Although he's the soloist this week, thanks to the concerto's orchestration, he'll still be working very closely with his colleagues.
"I have multiple times where I'm playing duets or trios," he says. "I have a duet with the bass drum player; it's crazy. I have duets with the bassoon section. I have duets with the cello section, with the clarinet player, with the flute player. And, so, those moments are always kind of chamber-music-ish, but at the same time I need to keep my solo voice. It's something you learn to do."
The second movement is a highlight.
"There's a song that goes all through the second movement that is a Russian folk song — a vendor's folk song. It's a song where a woman is selling pretzels or bagels, depending on how you translate it. It's basically 'Pret-zels, please buy my pret-zels.'" He sings the phrase with mocking sarcasm. It turns out that the woman is offering more than just pretzels, and, in Ross' words, "a crazy lewd party" ensues. "All this stuff going on is quite entertaining and a little bit crass. Let's put it that way."

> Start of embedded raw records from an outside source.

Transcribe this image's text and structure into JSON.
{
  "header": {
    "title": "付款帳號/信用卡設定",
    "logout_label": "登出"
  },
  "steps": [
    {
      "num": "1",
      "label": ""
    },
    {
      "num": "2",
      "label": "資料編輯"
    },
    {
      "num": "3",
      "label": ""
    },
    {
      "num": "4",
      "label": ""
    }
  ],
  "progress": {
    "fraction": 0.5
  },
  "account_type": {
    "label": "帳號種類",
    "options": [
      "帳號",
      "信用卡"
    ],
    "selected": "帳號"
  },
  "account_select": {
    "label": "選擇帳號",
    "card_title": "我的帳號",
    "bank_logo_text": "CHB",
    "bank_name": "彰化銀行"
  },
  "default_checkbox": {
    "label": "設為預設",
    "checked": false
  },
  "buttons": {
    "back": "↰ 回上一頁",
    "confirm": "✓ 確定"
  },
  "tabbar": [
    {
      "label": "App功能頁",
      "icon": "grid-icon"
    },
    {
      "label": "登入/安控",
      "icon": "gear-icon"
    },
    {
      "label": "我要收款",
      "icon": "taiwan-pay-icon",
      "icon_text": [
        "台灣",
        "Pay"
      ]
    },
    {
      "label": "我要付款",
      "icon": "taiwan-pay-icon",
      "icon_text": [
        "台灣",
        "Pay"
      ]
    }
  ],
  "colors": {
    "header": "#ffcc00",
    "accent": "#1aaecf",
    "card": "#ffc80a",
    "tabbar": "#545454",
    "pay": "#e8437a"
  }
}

Bookending the darkness and sass of the Shostakovich in this weekend's Minnesota Orchestra concert is Kevin Puts' Inspiring Beethoven and Beethoven's Seventh Symphony — two undeniably buoyant works, miles away from Shostakovich in tone and outlook.
"The Seventh is a triumph: a triumph of light, really," Ross says. Whereas the Shostakovich is — I hate to call it a dark triumph, but you could say that. A triumph of darkness."
What might Ross say to someone overwhelmed by the darkness of our own world and hesitant to step into Shostakovich's nightmares?
"Music is a funny thing," he muses. "Because it works both ways. You can listen to super happy bright music, and it makes your life better. And you can listen to super dark music, and it also makes your life better. That's the beauty of our art."